Pope Francis’ next reference to the psalms is a combination of 146:7-9 and 147:3-6. These two passages answer the question, “To whom is mercy shown?”
A look at the Bible as-a-whole clearly reveals that the ultimate answer to the question is, “Everyone.” God’s mercy is extended everywhere, to all, and in every age. As John 3:16 puts it, God loves the world.
But within that larger reality, the Bible often narrows the view. The two psalm texts are examples of that, putting the focus on selected people: the oppressed, the starving, prisoners, the blind, those who are bent low, immigrants, orphans, widows, the brokenhearted, and the poor. Why the narrowing?
For one thing, so that generalities can be made specific. It is not sufficient to say, “I love everyone.” Too easily this can become truth without virtue–affirmation without application. Mercy must always,be expressed to actual people, not just to “humanity.”
For another thing, the field of vision focuses on those who are often either overlooked or caricatured. The people named in the psalm texts are those who are often not in our customary frame of reference. The Bible does not allow us to show mercy only to those who are like us or only to the folks we usually associate with.
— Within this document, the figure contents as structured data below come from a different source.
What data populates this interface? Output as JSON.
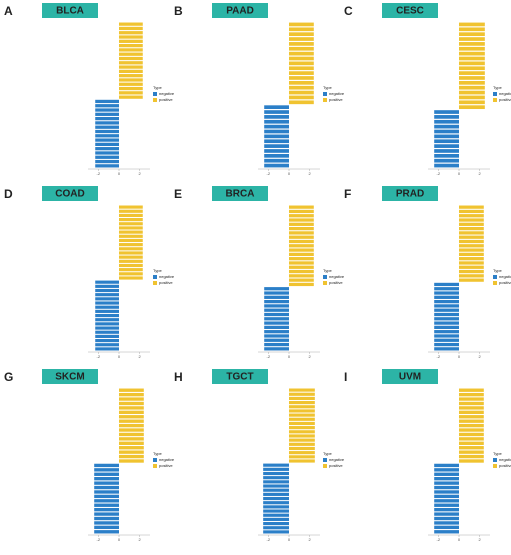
{
  "chart_data": [
    {
      "type": "bar",
      "label": "A",
      "title": "BLCA",
      "legend_title": "Type",
      "xlim": [
        -3,
        3
      ],
      "xticks": [
        -2,
        0,
        2
      ],
      "series": [
        {
          "name": "positive",
          "color": "#f0c330",
          "values": [
            2.3,
            2.3,
            2.3,
            2.3,
            2.3,
            2.3,
            2.3,
            2.3,
            2.3,
            2.3,
            2.3,
            2.3,
            2.3,
            2.3,
            2.3,
            2.3,
            2.3,
            2.3
          ]
        },
        {
          "name": "negative",
          "color": "#2b7fc8",
          "values": [
            -2.3,
            -2.3,
            -2.3,
            -2.3,
            -2.3,
            -2.3,
            -2.3,
            -2.3,
            -2.3,
            -2.3,
            -2.3,
            -2.3,
            -2.3,
            -2.3,
            -2.3,
            -2.3
          ]
        }
      ]
    },
    {
      "type": "bar",
      "label": "B",
      "title": "PAAD",
      "legend_title": "Type",
      "xlim": [
        -3,
        3
      ],
      "xticks": [
        -2,
        0,
        2
      ],
      "series": [
        {
          "name": "positive",
          "color": "#f0c330",
          "values": [
            2.4,
            2.4,
            2.4,
            2.4,
            2.4,
            2.4,
            2.4,
            2.4,
            2.4,
            2.4,
            2.4,
            2.4,
            2.4,
            2.4,
            2.4,
            2.4,
            2.4
          ]
        },
        {
          "name": "negative",
          "color": "#2b7fc8",
          "values": [
            -2.4,
            -2.4,
            -2.4,
            -2.4,
            -2.4,
            -2.4,
            -2.4,
            -2.4,
            -2.4,
            -2.4,
            -2.4,
            -2.4,
            -2.4
          ]
        }
      ]
    },
    {
      "type": "bar",
      "label": "C",
      "title": "CESC",
      "legend_title": "Type",
      "xlim": [
        -3,
        3
      ],
      "xticks": [
        -2,
        0,
        2
      ],
      "series": [
        {
          "name": "positive",
          "color": "#f0c330",
          "values": [
            2.5,
            2.5,
            2.5,
            2.5,
            2.5,
            2.5,
            2.5,
            2.5,
            2.5,
            2.5,
            2.5,
            2.5,
            2.5,
            2.5,
            2.5,
            2.5,
            2.5,
            2.5
          ]
        },
        {
          "name": "negative",
          "color": "#2b7fc8",
          "values": [
            -2.4,
            -2.4,
            -2.4,
            -2.4,
            -2.4,
            -2.4,
            -2.4,
            -2.4,
            -2.4,
            -2.4,
            -2.4,
            -2.4
          ]
        }
      ]
    },
    {
      "type": "bar",
      "label": "D",
      "title": "COAD",
      "legend_title": "Type",
      "xlim": [
        -3,
        3
      ],
      "xticks": [
        -2,
        0,
        2
      ],
      "series": [
        {
          "name": "positive",
          "color": "#f0c330",
          "values": [
            2.3,
            2.3,
            2.3,
            2.3,
            2.3,
            2.3,
            2.3,
            2.3,
            2.3,
            2.3,
            2.3,
            2.3,
            2.3,
            2.3,
            2.3,
            2.3,
            2.3,
            2.3
          ]
        },
        {
          "name": "negative",
          "color": "#2b7fc8",
          "values": [
            -2.3,
            -2.3,
            -2.3,
            -2.3,
            -2.3,
            -2.3,
            -2.3,
            -2.3,
            -2.3,
            -2.3,
            -2.3,
            -2.3,
            -2.3,
            -2.3,
            -2.3,
            -2.3,
            -2.3
          ]
        }
      ]
    },
    {
      "type": "bar",
      "label": "E",
      "title": "BRCA",
      "legend_title": "Type",
      "xlim": [
        -3,
        3
      ],
      "xticks": [
        -2,
        0,
        2
      ],
      "series": [
        {
          "name": "positive",
          "color": "#f0c330",
          "values": [
            2.4,
            2.4,
            2.4,
            2.4,
            2.4,
            2.4,
            2.4,
            2.4,
            2.4,
            2.4,
            2.4,
            2.4,
            2.4,
            2.4,
            2.4,
            2.4,
            2.4,
            2.4,
            2.4
          ]
        },
        {
          "name": "negative",
          "color": "#2b7fc8",
          "values": [
            -2.4,
            -2.4,
            -2.4,
            -2.4,
            -2.4,
            -2.4,
            -2.4,
            -2.4,
            -2.4,
            -2.4,
            -2.4,
            -2.4,
            -2.4,
            -2.4,
            -2.4
          ]
        }
      ]
    },
    {
      "type": "bar",
      "label": "F",
      "title": "PRAD",
      "legend_title": "Type",
      "xlim": [
        -3,
        3
      ],
      "xticks": [
        -2,
        0,
        2
      ],
      "series": [
        {
          "name": "positive",
          "color": "#f0c330",
          "values": [
            2.4,
            2.4,
            2.4,
            2.4,
            2.4,
            2.4,
            2.4,
            2.4,
            2.4,
            2.4,
            2.4,
            2.4,
            2.4,
            2.4,
            2.4,
            2.4,
            2.4,
            2.4
          ]
        },
        {
          "name": "negative",
          "color": "#2b7fc8",
          "values": [
            -2.4,
            -2.4,
            -2.4,
            -2.4,
            -2.4,
            -2.4,
            -2.4,
            -2.4,
            -2.4,
            -2.4,
            -2.4,
            -2.4,
            -2.4,
            -2.4,
            -2.4,
            -2.4
          ]
        }
      ]
    },
    {
      "type": "bar",
      "label": "G",
      "title": "SKCM",
      "legend_title": "Type",
      "xlim": [
        -3,
        3
      ],
      "xticks": [
        -2,
        0,
        2
      ],
      "series": [
        {
          "name": "positive",
          "color": "#f0c330",
          "values": [
            2.4,
            2.4,
            2.4,
            2.4,
            2.4,
            2.4,
            2.4,
            2.4,
            2.4,
            2.4,
            2.4,
            2.4,
            2.4,
            2.4,
            2.4,
            2.4,
            2.4
          ]
        },
        {
          "name": "negative",
          "color": "#2b7fc8",
          "values": [
            -2.4,
            -2.4,
            -2.4,
            -2.4,
            -2.4,
            -2.4,
            -2.4,
            -2.4,
            -2.4,
            -2.4,
            -2.4,
            -2.4,
            -2.4,
            -2.4,
            -2.4,
            -2.4
          ]
        }
      ]
    },
    {
      "type": "bar",
      "label": "H",
      "title": "TGCT",
      "legend_title": "Type",
      "xlim": [
        -3,
        3
      ],
      "xticks": [
        -2,
        0,
        2
      ],
      "series": [
        {
          "name": "positive",
          "color": "#f0c330",
          "values": [
            2.5,
            2.5,
            2.5,
            2.5,
            2.5,
            2.5,
            2.5,
            2.5,
            2.5,
            2.5,
            2.5,
            2.5,
            2.5,
            2.5,
            2.5,
            2.5,
            2.5,
            2.5
          ]
        },
        {
          "name": "negative",
          "color": "#2b7fc8",
          "values": [
            -2.5,
            -2.5,
            -2.5,
            -2.5,
            -2.5,
            -2.5,
            -2.5,
            -2.5,
            -2.5,
            -2.5,
            -2.5,
            -2.5,
            -2.5,
            -2.5,
            -2.5,
            -2.5,
            -2.5
          ]
        }
      ]
    },
    {
      "type": "bar",
      "label": "I",
      "title": "UVM",
      "legend_title": "Type",
      "xlim": [
        -3,
        3
      ],
      "xticks": [
        -2,
        0,
        2
      ],
      "series": [
        {
          "name": "positive",
          "color": "#f0c330",
          "values": [
            2.4,
            2.4,
            2.4,
            2.4,
            2.4,
            2.4,
            2.4,
            2.4,
            2.4,
            2.4,
            2.4,
            2.4,
            2.4,
            2.4,
            2.4,
            2.4,
            2.4
          ]
        },
        {
          "name": "negative",
          "color": "#2b7fc8",
          "values": [
            -2.4,
            -2.4,
            -2.4,
            -2.4,
            -2.4,
            -2.4,
            -2.4,
            -2.4,
            -2.4,
            -2.4,
            -2.4,
            -2.4,
            -2.4,
            -2.4,
            -2.4,
            -2.4
          ]
        }
      ]
    }
  ]
}
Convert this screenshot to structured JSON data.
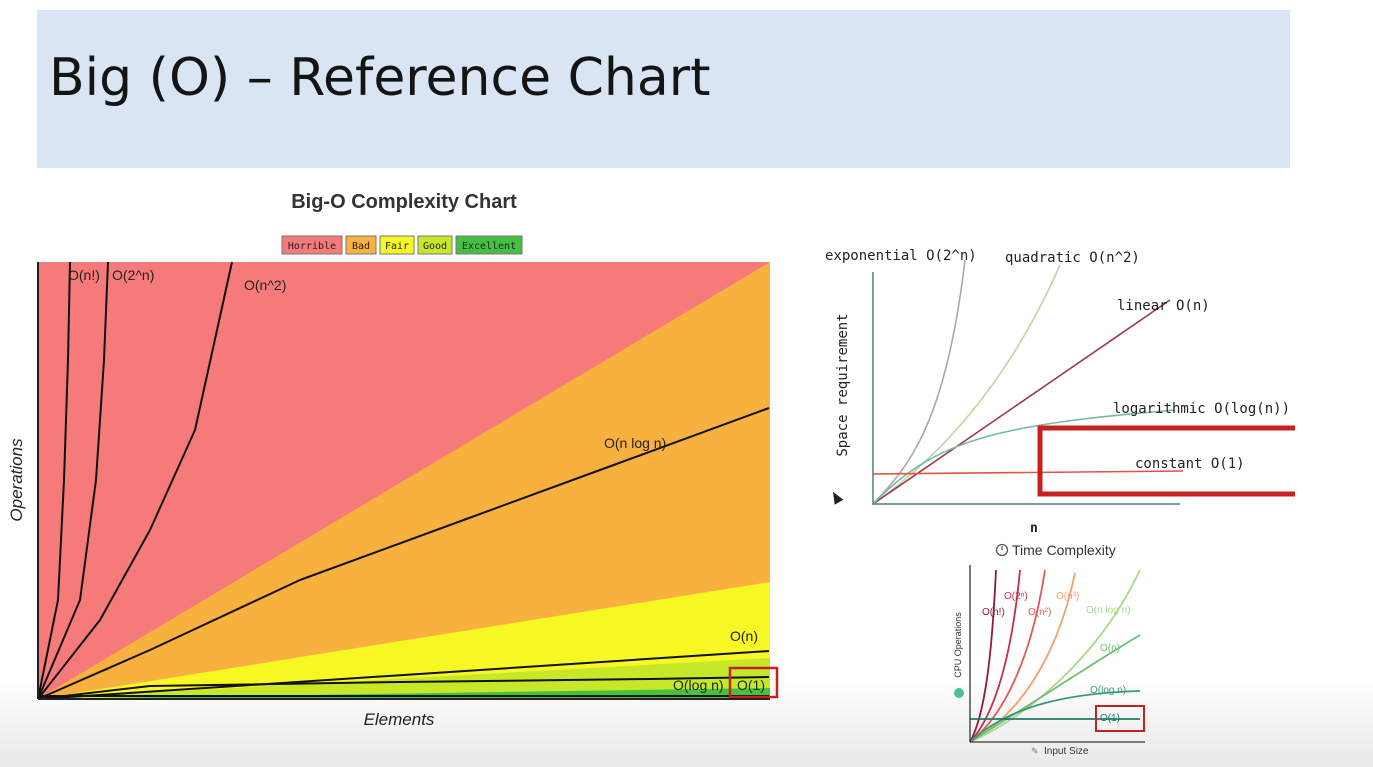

The call to be merciful includes the willingness to show it to those who are too easily bypassed. The world takes care of its own. We are called to care for those whom the world forgets, marginalizes and excludes. We are called to see those whom the world fails to see and to hear those whom the world no longer listens to.
So, Pope Francis used passages like these two psalms to remind us, and to challenge us, to show mercy to all–to the whole world, whom God loves. As John Wesley expressed it, “I look upon all the world as my parish.” From such a vision mercy flows.